Choquée, l’entrepreneuse prend la mesure de l’impact du Covid sur la place des femmes dans la tech : “Elles étaient plutôt en retrait. Et dans le même temps, côté nouvelles technologies, on a évolué de 5 ans en 2 ans. Donc ça veut dire quoi ? D’un côté les femmes en retrait, de l’autre côté une évolution des technologies sans les femmes : à nouveau, on écrit le monde au masculin. Et là, je me suis dit que je ne pouvais pas laisser faire et j’ai créé SISTEMIC” argumente-t-elle.
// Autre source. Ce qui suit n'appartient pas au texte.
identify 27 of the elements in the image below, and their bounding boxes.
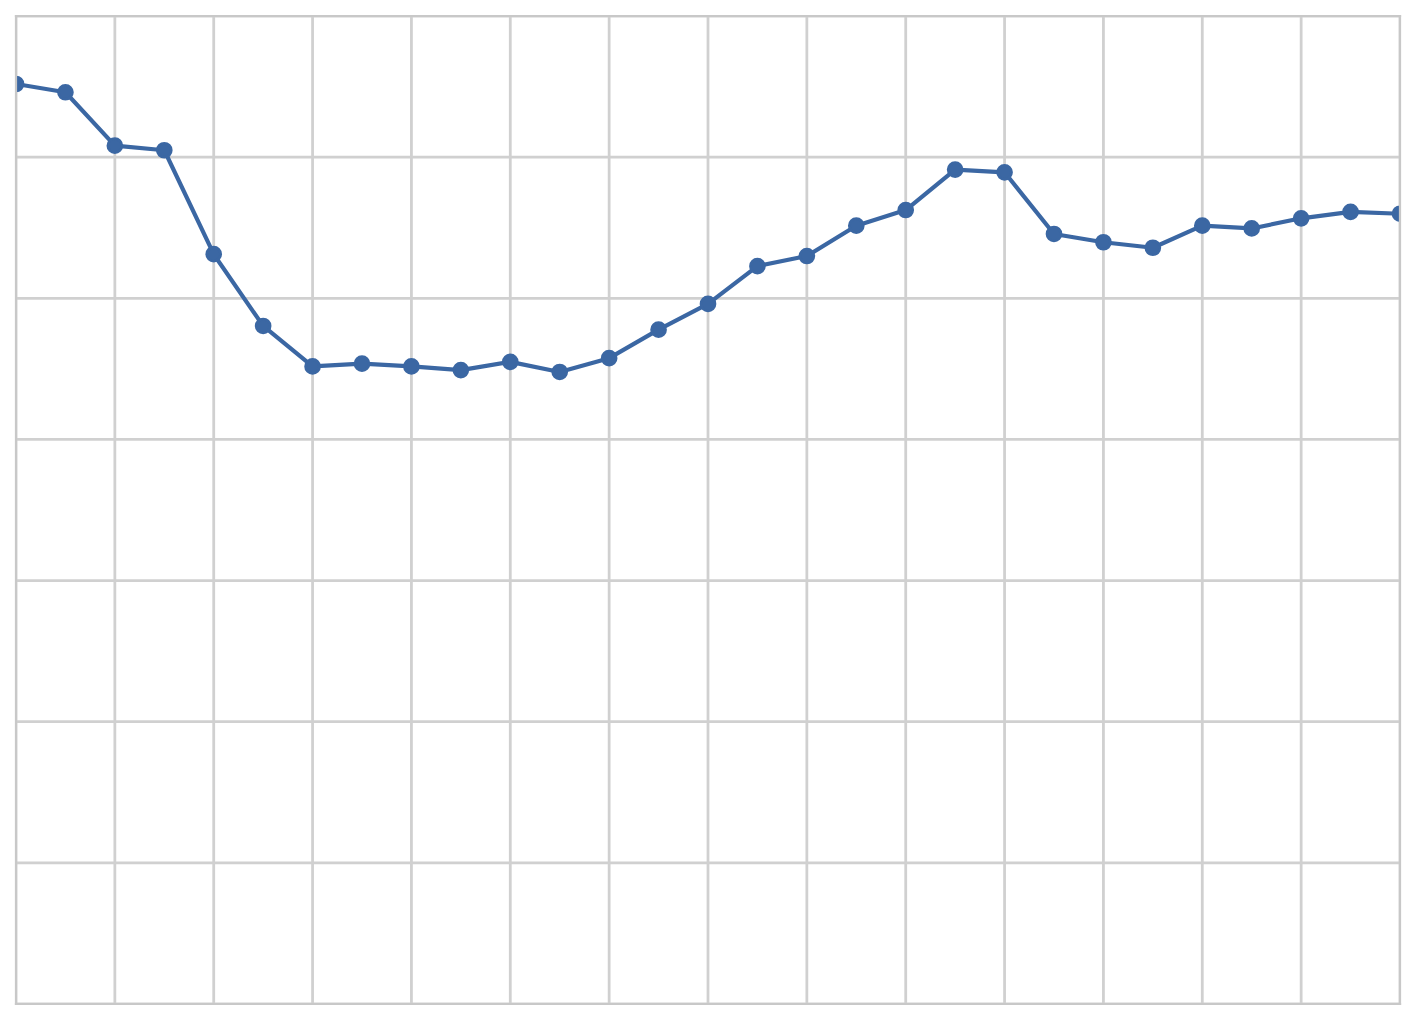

Un organisme qui a donc pour ambition d’alerter sur une urgence, celle de féminiser les métiers des STEM (Science, Technology, Engineering and Mathematics), une urgence qui entre en résonance avec les besoins des entreprises qui “cherchent désespérément des femmes” déplore-t-elle. “Aujourd’hui, on va perdre en compétitivité si les femmes ne rentrent pas dans ces technologies qui vont composer l’essentiel des métiers, quand on sait que 80% des métiers vont changer dans les années qui viennent. Là, nous travaillons sur les métiers de demain, et on va leur montrer que c’est mieux qu’elles y aillent plutôt que de rester en retrait, ou alors, elles vont se retrouver sur des métiers qu’elles ne vont pas aimer, qui seront moins payés, etc. Tout ça est un problème à la fois psychologique, économique, de compétitivité pour notre pays, et les enjeux mondiaux sont énormes” conclue-t-elle.